Thursday, July 22, 2010
Sirena: A Mermaid Legend from Guam is hitting the presses! I just approved the final proof and cover for my first self-published book. I will be retelling Guam legends with the artistic genius of my little brother, Sonny Chargualaf. On a side note, the first proof was ready on the death anniversary of Bruce Lee….cue eerie music now. B.L. fan in the bloghouse.
We have dedicated this first book to our late father, Tedy Gamboa Chargualaf. I can only hope that he is looking down from heaven, happy and proud that his children are continuing his legacy to perpetuate the Chamorro culture.
Your support is appreciated. Authorhouse.com is the self-publishing company I chose. Being a writer within the niche of Chamorro culture, it was the most reasonable way of getting this particular book published.

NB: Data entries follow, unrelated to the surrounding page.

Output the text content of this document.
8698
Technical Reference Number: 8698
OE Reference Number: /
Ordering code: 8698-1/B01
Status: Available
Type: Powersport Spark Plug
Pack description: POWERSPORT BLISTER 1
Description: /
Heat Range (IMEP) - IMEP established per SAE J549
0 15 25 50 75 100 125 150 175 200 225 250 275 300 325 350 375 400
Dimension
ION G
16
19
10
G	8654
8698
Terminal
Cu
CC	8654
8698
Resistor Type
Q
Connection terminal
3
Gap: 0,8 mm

The children’s book will be ready to purchase by October 2010, which is a fitting way to remember our dad for what would have been his 59th birthday. Ordering directly from authorhouse.com will get you the book for $10.00. If you go through Amazon.com or Barnes and Noble.com, you can expect to pay a higher price of $12.99. So, the obvious choice is to get it directly from the publisher.
With the help and support of Sonny, my mom, my mali’ Alison (who also has a children’s book coming out) and family and friends privy to our endeavor, this first notch in my literary dreams has come true. My short story compilation, Attitude 13, will also be ready by October and will include pieces for a more mature audience--with a lot of Chamorro culture infused in the storylines.

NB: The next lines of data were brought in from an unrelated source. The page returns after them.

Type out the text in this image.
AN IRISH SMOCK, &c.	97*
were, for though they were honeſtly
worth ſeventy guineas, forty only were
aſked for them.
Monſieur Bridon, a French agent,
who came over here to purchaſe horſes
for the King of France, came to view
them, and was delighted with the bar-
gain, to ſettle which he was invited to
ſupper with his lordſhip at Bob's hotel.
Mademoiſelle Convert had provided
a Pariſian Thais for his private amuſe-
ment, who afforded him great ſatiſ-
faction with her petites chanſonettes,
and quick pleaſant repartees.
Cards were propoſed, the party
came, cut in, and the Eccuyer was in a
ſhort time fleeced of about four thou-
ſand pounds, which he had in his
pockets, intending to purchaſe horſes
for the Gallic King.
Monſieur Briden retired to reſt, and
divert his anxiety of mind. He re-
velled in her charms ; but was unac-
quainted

When the actual book becomes ready for purchase, I will include a link here. For now, enjoy the cover art that I approved today. Biba Chamorro!
Friday, July 9, 2010
There’s an image in my head taunting me. It’s me, but as my more realized, perfected self. She’s strong, smart and sexy. She’s lean in every sense of the word and in balance with the world.
I’ve had this goddess version of myself in my head for awhile, but I feel sluggish in the attainment of that goal. I know my vices, my weaknesses, yet I continue to fall into the traps that delay my progress. Self sabotage is my specialty. How long can my fear that no one will recognize me if I lose weight hold true? Who cares if they don’t? Right?

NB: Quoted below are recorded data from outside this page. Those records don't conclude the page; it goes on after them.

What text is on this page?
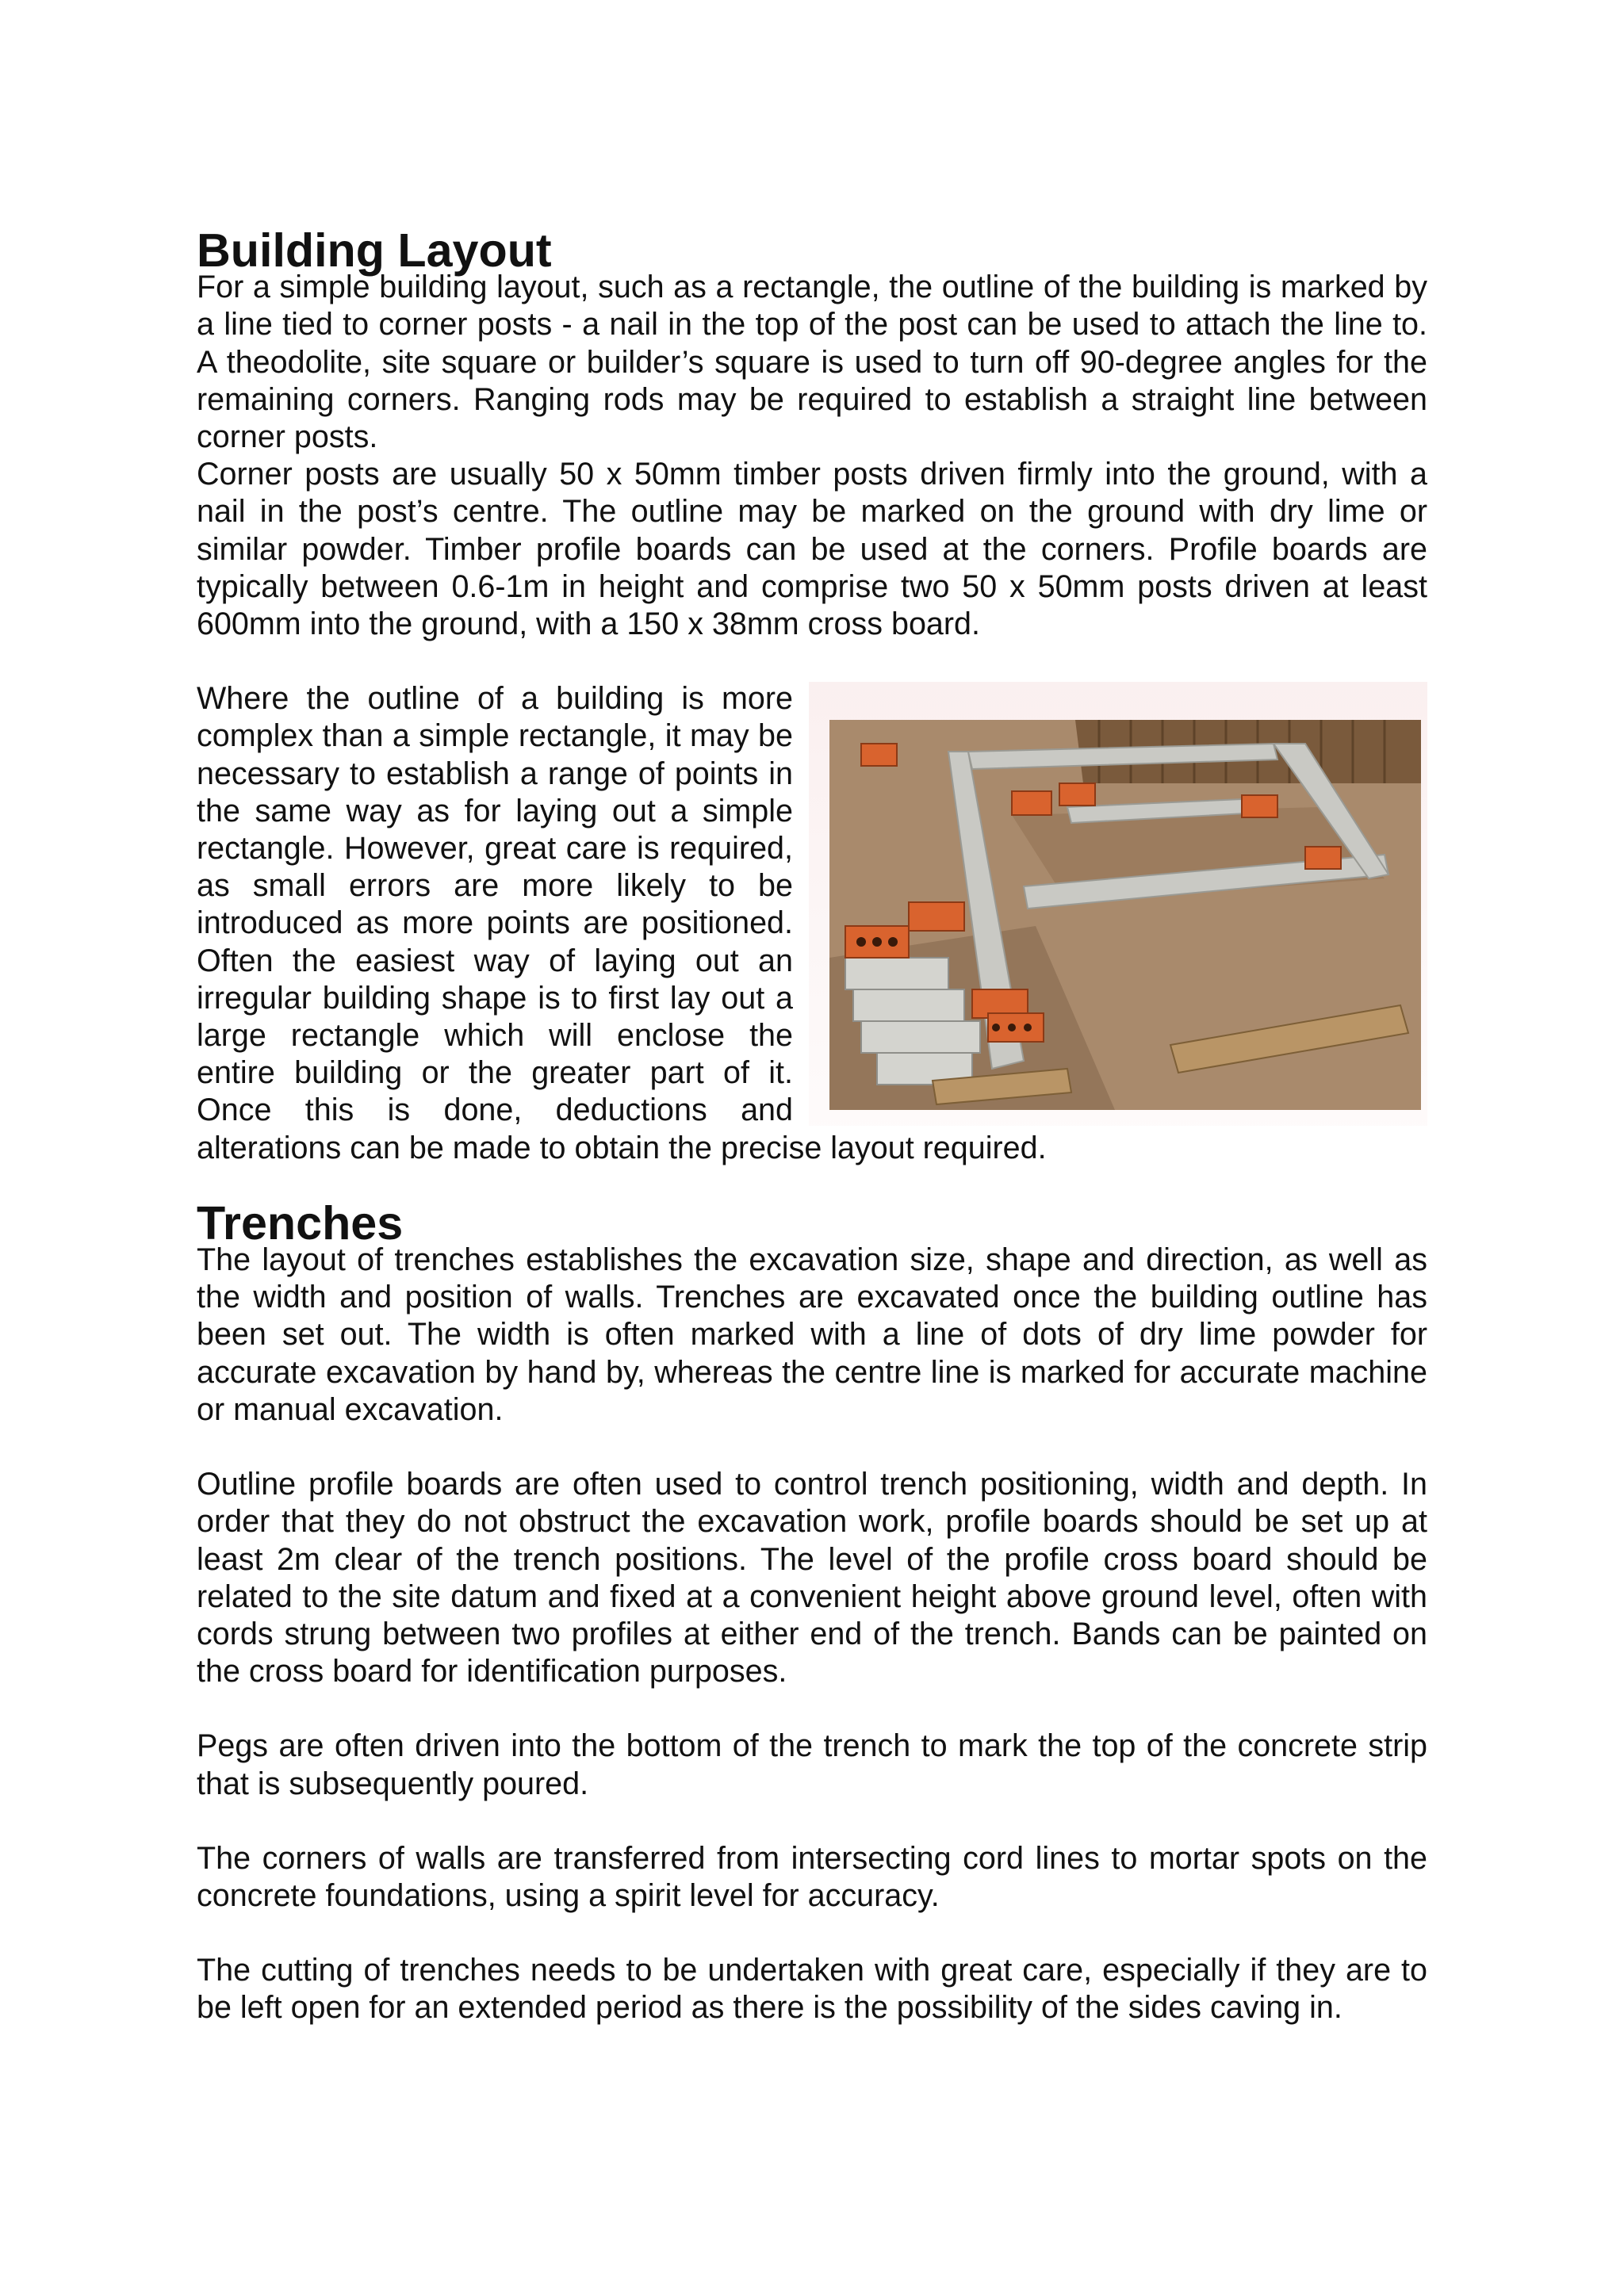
Building Layout

For a simple building layout, such as a rectangle, the outline of the building is marked by a line tied to corner posts - a nail in the top of the post can be used to attach the line to. A theodolite, site square or builder’s square is used to turn off 90-degree angles for the remaining corners. Ranging rods may be required to establish a straight line between corner posts.

Corner posts are usually 50 x 50mm timber posts driven firmly into the ground, with a nail in the post’s centre. The outline may be marked on the ground with dry lime or similar powder. Timber profile boards can be used at the corners. Profile boards are typically between 0.6-1m in height and comprise two 50 x 50mm posts driven at least 600mm into the ground, with a 150 x 38mm cross board.

Where the outline of a building is more complex than a simple rectangle, it may be necessary to establish a range of points in the same way as for laying out a simple rectangle. However, great care is required, as small errors are more likely to be introduced as more points are positioned. Often the easiest way of laying out an irregular building shape is to first lay out a large rectangle which will enclose the entire building or the greater part of it. Once this is done, deductions and alterations can be made to obtain the precise layout required.

Trenches

The layout of trenches establishes the excavation size, shape and direction, as well as the width and position of walls. Trenches are excavated once the building outline has been set out. The width is often marked with a line of dots of dry lime powder for accurate excavation by hand by, whereas the centre line is marked for accurate machine or manual excavation.

Outline profile boards are often used to control trench positioning, width and depth. In order that they do not obstruct the excavation work, profile boards should be set up at least 2m clear of the trench positions. The level of the profile cross board should be related to the site datum and fixed at a convenient height above ground level, often with cords strung between two profiles at either end of the trench. Bands can be painted on the cross board for identification purposes.

Pegs are often driven into the bottom of the trench to mark the top of the concrete strip that is subsequently poured.

The corners of walls are transferred from intersecting cord lines to mortar spots on the concrete foundations, using a spirit level for accuracy.

The cutting of trenches needs to be undertaken with great care, especially if they are to be left open for an extended period as there is the possibility of the sides caving in.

There was a time I was obsessed with BRUCE LEE. My Chinese college professor asked us to write a paper on a “hero.” So, being 21 and totally into my Korean heritage and all things Asian, I wrote about Bruce Lee. I received an A, but the professor laughed as he passed me the paper saying, “How can you, a girl from Guam, love Bruce Lee so much?”
I think that DOUBT is squatting in my soul…planted by my parents (unknowingly), reaffirmed by professors, teachers, sabuhmnims and anyone I looked up to. My Tae Kwon Do Master once held my waist and said, “Too big! I judge Miss Guam Pageant, and you too big. You lose weight and you be faster!” Yeah, like wax on, ass off. I want to take a samurai sword to that doubt. I’ve lived 36 years in its shadow and don’t want to live the rest of my life with my head down. It’s more urgent to me being my year, Year of the Tiger. Yes, I’m into that stuff.
One way my strength is manifesting itself is in the desire, once again to get a TATTOO. My parents hate tattoos. My husband and I have none. I have followed many a girlfriend into tat parlors only to be non-committal. I’m going to sit on this idea for awhile. It’s been eighteen years since I first thought of getting one. Yin Yang…wanted one so bad, just didn’t know where I would put it on my body. Yes, there’s that whole thing about growing old and wondering what it would look like. Too bad they don’t have ink that fades once you hit, let’s say 45-years-old or so. Then, I’d totally get one, but even with that it would have to be somewhere hidden from my old-fashioned Korean mother. Two options of the tiger tattoo I’ve been thinking about, get it on my right flank, from the rib area to my back (yes, it would be large) or on my foot—the slimmest and sexiest part of my body to date. That just means I wear sneakers when I’m around mom.
LILY PADS--represent different goals. I did college, had a teaching career—hopped to love, sat on it long enough that I submerged in the water, then I hopped to the next pad--marriage, barely on there when the motherhood lily pad came floating and now feeling pretty drenched in my homemaker roles, I’m now hopping to a writing career. My point, don’t stay stagnant or you’ll drown. Shameless plug for my upcoming books: Sirena: A Mermaid Legend from Guam (children’s book) and Attitude 13: A Collection of Chamorro Short Stories debut October 2010 (Authorhouse.com).
Currently, I’m fascinated by Jillian Michaels. Soaking what knowledge she has to apply to my life. Wish me lean!